Let's have a look at the main difference between ML and Deep Learning through a concrete example. Consider the task of recognizing handwritten digits. In a traditional ML algorithm, we would first train the algorithm on a large set of labelled data. This dataset would contain images of handwritten digits (and consequently their features), along with the correct answer (e.g., ‘5’). The algorithm would then be able to recognise handwritten digits in new data, by comparing it to the training data. In contrast, a Deep Learning algorithm would not require any labelled data. It would be trained by exposing it to a large number of unlabelled images, containing handwritten digits. It would then learn to identify the features and patterns in these images and assign probabilities to different digit labels. Finally, the algorithm would output the most likely digit label for a given image. Of course, Deep Learning requires less human input when compared to ML.
Neural Networks
The majority of Deep Learning algorithms are based on Artificial Neural Networks (or Neural Networks in short), which are inspired by the brain's own 'neural networks'. They consist of a large number of neurons, where all the processing of information occurs. These are connected together through channels. The strength of these connections is determined by a weight, hence a weighted channel. All neurons are assigned a unique number called bias, which is added to the weighted sum of inputs and determines the initial activation state of a neuron (hence whether the information is passed on to the following layer or otherwise). The weights and bias are continuously updated, through what are called forward and backpropagation, in order to produce a well-trained neural network.

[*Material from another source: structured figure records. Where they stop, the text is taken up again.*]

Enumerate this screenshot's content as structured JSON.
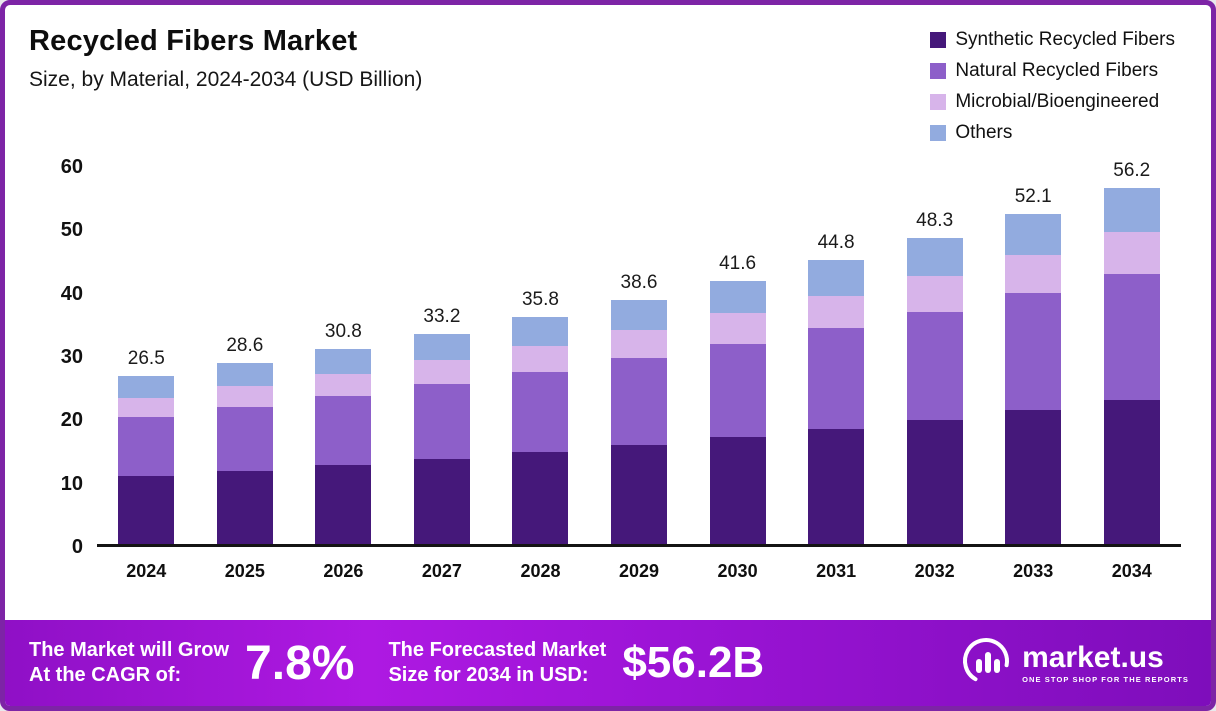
{
  "header": {
    "title": "Recycled Fibers Market",
    "subtitle": "Size, by Material, 2024-2034 (USD Billion)"
  },
  "chart_data": {
    "type": "bar",
    "stacked": true,
    "title": "Recycled Fibers Market Size, by Material, 2024-2034 (USD Billion)",
    "xlabel": "",
    "ylabel": "",
    "ylim": [
      0,
      60
    ],
    "yticks": [
      0,
      10,
      20,
      30,
      40,
      50,
      60
    ],
    "grid": false,
    "legend_position": "top-right",
    "categories": [
      "2024",
      "2025",
      "2026",
      "2027",
      "2028",
      "2029",
      "2030",
      "2031",
      "2032",
      "2033",
      "2034"
    ],
    "totals": [
      26.5,
      28.6,
      30.8,
      33.2,
      35.8,
      38.6,
      41.6,
      44.8,
      48.3,
      52.1,
      56.2
    ],
    "series": [
      {
        "name": "Synthetic Recycled Fibers",
        "color": "#45187a",
        "values": [
          10.7,
          11.6,
          12.5,
          13.5,
          14.5,
          15.7,
          16.9,
          18.2,
          19.6,
          21.1,
          22.8
        ]
      },
      {
        "name": "Natural Recycled Fibers",
        "color": "#8d5fc9",
        "values": [
          9.4,
          10.1,
          10.9,
          11.8,
          12.7,
          13.7,
          14.7,
          15.9,
          17.1,
          18.5,
          19.9
        ]
      },
      {
        "name": "Microbial/Bioengineered",
        "color": "#d7b4ea",
        "values": [
          3.0,
          3.3,
          3.5,
          3.8,
          4.1,
          4.4,
          4.8,
          5.1,
          5.6,
          6.0,
          6.5
        ]
      },
      {
        "name": "Others",
        "color": "#92abdf",
        "values": [
          3.4,
          3.6,
          3.9,
          4.1,
          4.5,
          4.8,
          5.2,
          5.6,
          6.0,
          6.5,
          7.0
        ]
      }
    ]
  },
  "banner": {
    "cagr_label_line1": "The Market will Grow",
    "cagr_label_line2": "At the CAGR of:",
    "cagr_value": "7.8%",
    "forecast_label_line1": "The Forecasted Market",
    "forecast_label_line2": "Size for 2034 in USD:",
    "forecast_value": "$56.2B",
    "brand": {
      "name": "market.us",
      "tagline": "ONE STOP SHOP FOR THE REPORTS"
    }
  },
  "colors": {
    "border": "#7d24a6",
    "axis": "#141414",
    "banner_gradient_start": "#8f10c6",
    "banner_gradient_end": "#7e0dbb"
  }
}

Although they have the same end goal, Neural Networks are used to solve distinct types of problems. A Deep Learning Neural Network may contain any number of layers with any number of neurons in each layer. The image below shows a simple Neural Network built to determine if any given fruit is an apple or a banana, based on the weight and shape of the fruit. The first layer (the input layer) takes as input the weight and shape of a fruit. The second layer (the hidden layer) contains 2 neurons, which are connected to the input layer. These neurons learn to identify the features and patterns in the input data and assign a probability to each. Finally, the output layer contains a single neuron, which outputs the most likely fruit, between an apple and a banana.
Source: https://victorzhou.com/965173626f97e1e6b497a136d0c14ec1/network2.svg
Types of Deep Learning algorithms
There are two main types of Deep Learning algorithms: Convolutional Neural Networks and Recurrent Neural Networks.
Convolutional Neural Networks (CNN) are designed to process and identify patterns in image data. The CNN is trained by exposing it to a large number of images, containing different objects (e.g. animals, cars, etc.). It then learns to identify the features and patterns in these images and assigns a probability to each label. Finally, the CNN outputs the most likely object for any given image. This science of computer image/video analysis and comprehension is called Computer Vision.
Recurrent Neural Networks (RNNs) are designed to process sequences of data, such as text, audio or video. In an RNN, connections between nodes form a directed graph along a temporal sequence. This allows it to exhibit dynamic temporal behaviour for a time series or sequential data. As a result, an RNN may utilize its internal state (memory) by recalling past data points and decisions while reviewing new information. This makes it ideal for Natural Language Processing work, which deals with understanding and generating human language that has structure over time; such as sentences, paragraph and tones. Such algorithms are used to analyse text and extract meaning from it in order to enable computers to communicate with humans. In particular, this is applied in Sentiment Analysis, which is a method of Natural Language Processing that is used to analyse emotions in text. The goal of Sentiment Analysis is to automatically detect the opinion of a text, whether it be positive, negative, or neutral.